Dr. Wolynn said the “anti-vaccine machine” aims to monetize, politicize and polarize. In lieu of vaccines, they promote and profit from the sale of essential oils, supplements and other products.
“Under the Sunshine Law, I have to disclose any work I do associated with vaccine manufacturers. There are no laws that force them to reveal their conflicts of interest. When they say, ‘Buy my oils’ in lieu of vaccines, they disclose nothing,” he said.
In February, newspapers reported on the death of a 4-year-old boy with influenza that might have been preventable. His mother followed advice of a large Facebook group called Stop Mandatory Vaccination. She administered homeopathic care instead of Tamiflu prescribed by her pediatrician, according to reports.
Facebook has been adding a disclaimer on pages with questionable content, including the Stop Mandatory Vaccination page, referring people to the Centers for Disease Control and Prevention website for “reliable, up-to-date information” on vaccines.

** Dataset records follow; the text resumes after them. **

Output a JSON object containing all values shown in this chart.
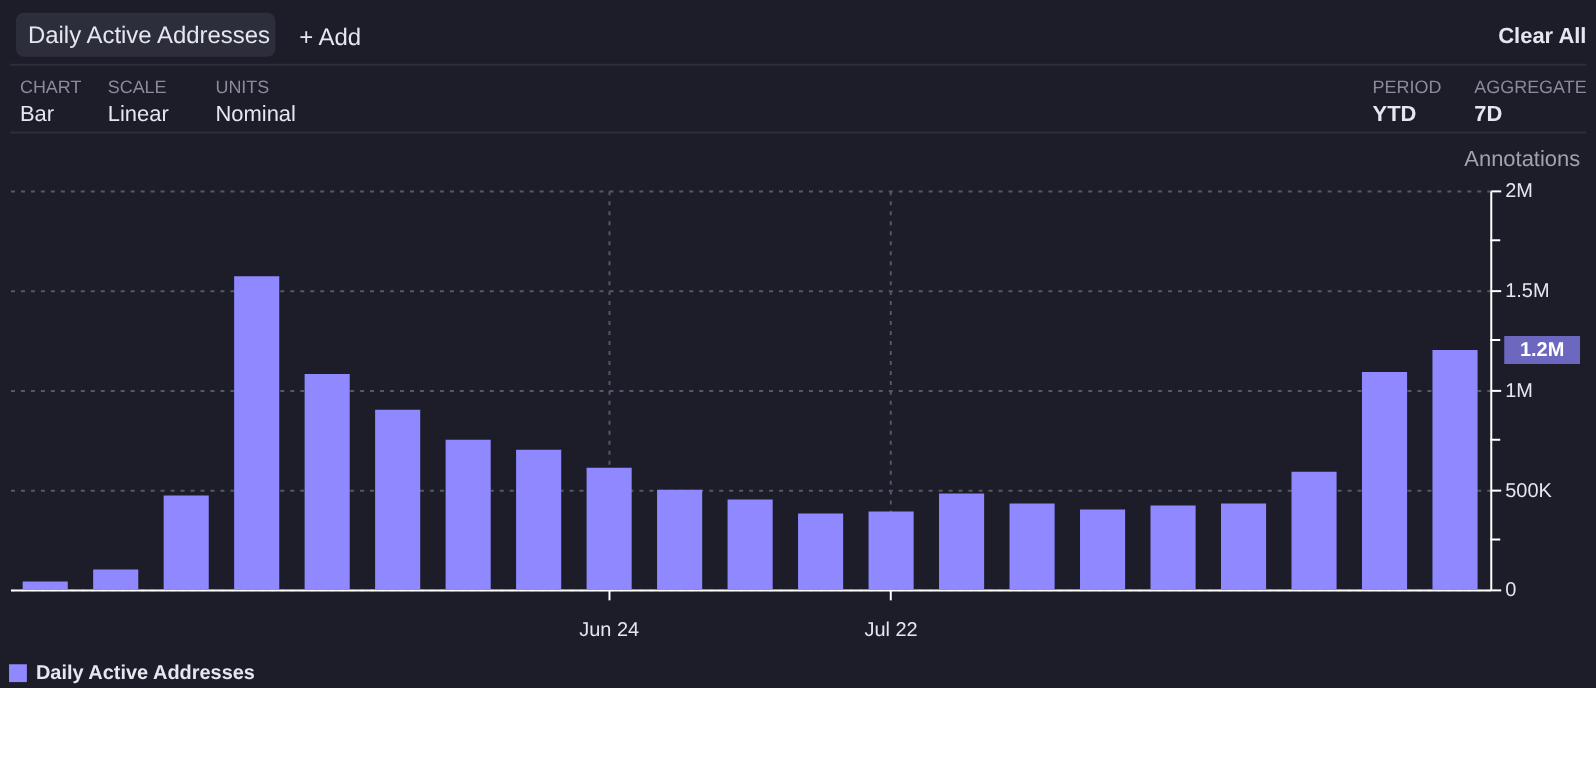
{
  "chart_data": {
    "type": "bar",
    "title": "Daily Active Addresses",
    "categories": [
      null,
      null,
      null,
      null,
      null,
      null,
      null,
      null,
      "Jun 24",
      null,
      null,
      null,
      "Jul 22",
      null,
      null,
      null,
      null,
      null,
      null,
      null,
      null
    ],
    "series": [
      {
        "name": "Daily Active Addresses",
        "color": "#8f88ff",
        "values": [
          40000,
          100000,
          470000,
          1570000,
          1080000,
          900000,
          750000,
          700000,
          610000,
          500000,
          450000,
          380000,
          390000,
          480000,
          430000,
          400000,
          420000,
          430000,
          590000,
          1090000,
          1200000
        ]
      }
    ],
    "ylim": [
      0,
      2000000
    ],
    "yticks": [
      0,
      {
        "value": 250000,
        "label": null
      },
      {
        "value": 500000,
        "label": "500K"
      },
      {
        "value": 750000,
        "label": null
      },
      {
        "value": 1000000,
        "label": "1M"
      },
      {
        "value": 1250000,
        "label": null
      },
      {
        "value": 1500000,
        "label": "1.5M"
      },
      {
        "value": 1750000,
        "label": null
      },
      {
        "value": 2000000,
        "label": "2M"
      }
    ],
    "grid": true,
    "legend": "bottom",
    "annotations": [
      "+ Add",
      "Clear All",
      "CHART",
      "Bar",
      "SCALE",
      "Linear",
      "UNITS",
      "Nominal",
      "PERIOD",
      "YTD",
      "AGGREGATE",
      "7D",
      "Annotations",
      "1.2M"
    ]
  }
}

In Facebook’s home state of California, an anti-vaccine protestor threw a cup of menstrual blood on legislators who supported an immunization law that Dr. Pan authored. Bill opponents shared memes saying bill authors had blood on their hands. Robert F. Kennedy Jr. spoke at a rally in front of images of Dr. Pan’s face covered in blood. He compared the anti-vaccine protestors to Jews in the Warsaw ghetto during World War II. Many wore T-shirts with the same image of Dr. Pan’s bloodied face.
Pediatricians who have been attacked after raising their voices for vaccines say they remain undeterred, despite attempts to damage their personal and professional reputations.
Dr. Baldwin said she took a leap of faith and gave individuals she didn’t know from Shots Heard Round the World access to her Facebook page so they could counter negative ratings and delete, ban and block.
“I had to trust,” she said. “Anyone who experiences this, you have to decide, are you going to trust someone else to be in your page and doing this? The upside to all of this is that they were able to do all this while I was working and while I was taking care of my family.”
In the process, she made virtual friends with people around the world who watch for attackers and jump in to help at a moment’s notice.
“They’re amazing human beings, she said. “They’re not all doctors. They’re just people who support vaccines and support the message and want to help combat all of the misinformation that’s out there.”